Dans l'histoire des lettres, ou leur légende dorée,
les Mardis de Mallarmé sont un lieu obligé, à mi-chemin de l'académie
platonicienne et du salon précieux de la duchesse de Rambouillet. Tout en donnant à
Mallarmé, au temps du symbolisme triomphant, l'aura d'un maître, sinon d'un gourou,
ils furent en effet, pour la génération poétique de 1880 (Édouard Dujardin,
Charles Morice, Henri de Régnier, Francis Vielé-GriYn) et plus encore celle de 1890
(Paul Claudel, André Gide, Pierre Louÿs, Paul Valéry, Alfred Jarry) les serres
chaudes de l'initiation poétique. Mallarmé n'avait pourtant pas attendu la
consécration de la fin des années quatre-vingt pour avoir, comme la plupart de
ses confrères, son jour de réception. La première mention des Mardis, dans
la correspondance conservée, remonte ainsi à décembre 1877, quand le
poète écrivait à un jeune confrère :
« Je suis à la maison de mon côté tous les Mardis
soirs à coup sûr27. »
Les Poètes maudits de Verlaine et À rebours
de Huysmans devaient naturellement conduire au petit appartement du 89, rue de Rome un public
plus nombreux et plus fervent qui recevait comme un signe d'élection spirituelle l'invitation
tant convoitée.
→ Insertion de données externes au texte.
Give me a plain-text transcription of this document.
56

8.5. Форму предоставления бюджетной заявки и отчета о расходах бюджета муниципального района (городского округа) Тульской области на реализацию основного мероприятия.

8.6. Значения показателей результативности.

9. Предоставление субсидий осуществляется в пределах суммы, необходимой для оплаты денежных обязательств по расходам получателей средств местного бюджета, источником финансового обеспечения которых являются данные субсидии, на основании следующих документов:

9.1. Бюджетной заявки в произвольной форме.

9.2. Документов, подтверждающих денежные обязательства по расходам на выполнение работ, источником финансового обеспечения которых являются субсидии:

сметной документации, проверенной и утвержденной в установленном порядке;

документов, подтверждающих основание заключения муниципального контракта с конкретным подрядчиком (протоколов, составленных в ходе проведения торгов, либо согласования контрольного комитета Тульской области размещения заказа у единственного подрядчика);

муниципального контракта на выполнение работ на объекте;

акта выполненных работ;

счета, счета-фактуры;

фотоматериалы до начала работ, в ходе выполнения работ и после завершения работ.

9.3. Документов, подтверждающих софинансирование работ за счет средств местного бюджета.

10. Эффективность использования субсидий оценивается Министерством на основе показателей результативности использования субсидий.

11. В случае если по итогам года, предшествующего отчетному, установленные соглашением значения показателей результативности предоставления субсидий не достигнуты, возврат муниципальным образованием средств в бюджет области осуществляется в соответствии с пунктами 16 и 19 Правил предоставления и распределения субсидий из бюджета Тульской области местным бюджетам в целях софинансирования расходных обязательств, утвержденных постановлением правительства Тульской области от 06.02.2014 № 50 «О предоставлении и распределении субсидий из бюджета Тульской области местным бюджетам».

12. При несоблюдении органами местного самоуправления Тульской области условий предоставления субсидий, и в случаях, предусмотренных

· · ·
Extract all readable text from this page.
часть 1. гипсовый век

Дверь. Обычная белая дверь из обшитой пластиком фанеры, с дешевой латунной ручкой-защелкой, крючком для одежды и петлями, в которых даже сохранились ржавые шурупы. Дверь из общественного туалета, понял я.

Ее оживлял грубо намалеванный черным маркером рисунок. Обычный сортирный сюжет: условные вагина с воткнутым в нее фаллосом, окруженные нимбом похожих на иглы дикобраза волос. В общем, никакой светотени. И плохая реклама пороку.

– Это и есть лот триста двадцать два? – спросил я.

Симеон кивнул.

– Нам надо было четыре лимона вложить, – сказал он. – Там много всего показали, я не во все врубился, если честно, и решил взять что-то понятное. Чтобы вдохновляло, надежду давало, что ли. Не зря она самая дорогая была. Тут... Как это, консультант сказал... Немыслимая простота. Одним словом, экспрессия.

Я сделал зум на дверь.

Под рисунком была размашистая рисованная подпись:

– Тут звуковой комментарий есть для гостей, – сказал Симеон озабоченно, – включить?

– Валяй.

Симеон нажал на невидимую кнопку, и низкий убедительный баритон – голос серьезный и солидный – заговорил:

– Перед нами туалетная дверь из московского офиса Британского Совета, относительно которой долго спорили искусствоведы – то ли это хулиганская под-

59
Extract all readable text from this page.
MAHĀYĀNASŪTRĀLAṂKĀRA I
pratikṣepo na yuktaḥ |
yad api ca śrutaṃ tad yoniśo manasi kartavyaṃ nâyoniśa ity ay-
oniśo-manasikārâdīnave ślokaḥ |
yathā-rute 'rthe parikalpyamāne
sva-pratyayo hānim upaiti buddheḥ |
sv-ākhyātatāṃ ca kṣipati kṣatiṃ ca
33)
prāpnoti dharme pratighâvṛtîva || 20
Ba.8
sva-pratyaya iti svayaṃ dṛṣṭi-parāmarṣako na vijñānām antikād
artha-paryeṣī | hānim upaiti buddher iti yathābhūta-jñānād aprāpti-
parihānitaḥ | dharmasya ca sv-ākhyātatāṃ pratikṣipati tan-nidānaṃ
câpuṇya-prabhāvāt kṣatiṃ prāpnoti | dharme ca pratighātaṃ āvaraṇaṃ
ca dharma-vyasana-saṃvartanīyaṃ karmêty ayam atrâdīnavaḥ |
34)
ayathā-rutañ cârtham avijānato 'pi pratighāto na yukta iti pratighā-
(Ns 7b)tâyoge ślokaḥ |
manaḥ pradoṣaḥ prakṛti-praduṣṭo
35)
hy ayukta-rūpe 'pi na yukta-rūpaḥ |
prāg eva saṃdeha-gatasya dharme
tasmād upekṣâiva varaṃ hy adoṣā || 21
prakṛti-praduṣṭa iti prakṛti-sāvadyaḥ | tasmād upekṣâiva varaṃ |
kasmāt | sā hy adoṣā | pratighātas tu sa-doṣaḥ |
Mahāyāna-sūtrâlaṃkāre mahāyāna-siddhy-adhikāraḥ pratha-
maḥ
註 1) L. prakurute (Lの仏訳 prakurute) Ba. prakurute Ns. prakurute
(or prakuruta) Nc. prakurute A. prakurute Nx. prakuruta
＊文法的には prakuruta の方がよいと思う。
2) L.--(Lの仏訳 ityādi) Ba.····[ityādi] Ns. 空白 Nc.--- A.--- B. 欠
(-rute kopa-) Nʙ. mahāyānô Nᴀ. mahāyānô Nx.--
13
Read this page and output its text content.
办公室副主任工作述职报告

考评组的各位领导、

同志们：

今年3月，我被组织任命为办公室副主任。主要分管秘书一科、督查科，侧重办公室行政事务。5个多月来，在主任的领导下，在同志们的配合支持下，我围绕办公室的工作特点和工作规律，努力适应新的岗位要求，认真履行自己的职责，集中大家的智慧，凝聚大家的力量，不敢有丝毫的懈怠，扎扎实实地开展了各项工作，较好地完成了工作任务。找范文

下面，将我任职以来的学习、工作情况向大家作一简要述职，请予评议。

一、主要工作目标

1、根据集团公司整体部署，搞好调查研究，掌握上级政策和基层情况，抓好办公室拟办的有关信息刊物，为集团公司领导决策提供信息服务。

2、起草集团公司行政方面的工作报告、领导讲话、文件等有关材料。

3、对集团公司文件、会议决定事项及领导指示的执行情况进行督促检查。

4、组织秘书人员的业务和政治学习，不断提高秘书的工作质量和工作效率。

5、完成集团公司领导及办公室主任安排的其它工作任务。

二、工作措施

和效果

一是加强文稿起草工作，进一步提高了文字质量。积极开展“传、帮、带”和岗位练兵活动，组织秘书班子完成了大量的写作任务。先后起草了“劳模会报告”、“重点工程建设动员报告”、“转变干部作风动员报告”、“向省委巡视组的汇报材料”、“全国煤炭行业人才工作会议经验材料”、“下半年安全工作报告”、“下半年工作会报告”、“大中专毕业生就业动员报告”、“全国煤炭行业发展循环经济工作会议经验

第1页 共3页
Dans un décor et selon un rituel immuables, « le mardi
de 4 à 7 » du début d'octobre à la fin du mois de mai, la petite
cohorte des Mardistes prenait place dans le salon déserté par les dames :
« On était là peu ou beaucoup, raconte Henri de Régnier, souvent
tout ce que la petite salle pouvait contenir entre les murs ornés de tableaux de choix, le
long d'un haut buffet ciselé de sculptures paysannes où brillaient des étains
et des poteries, autour de la table que dominait la douce lumière d'une lampe et sur laquelle
gisaient un livre, un encrier de laque rouge, un bol de porcelaine de Chine ou du tabac. [...]
Peu à peu l'échange préparatoire des propos se taisait à la parole
attendue, et on écoutait la souple et fine voix dessiner le contour de l'Idée28.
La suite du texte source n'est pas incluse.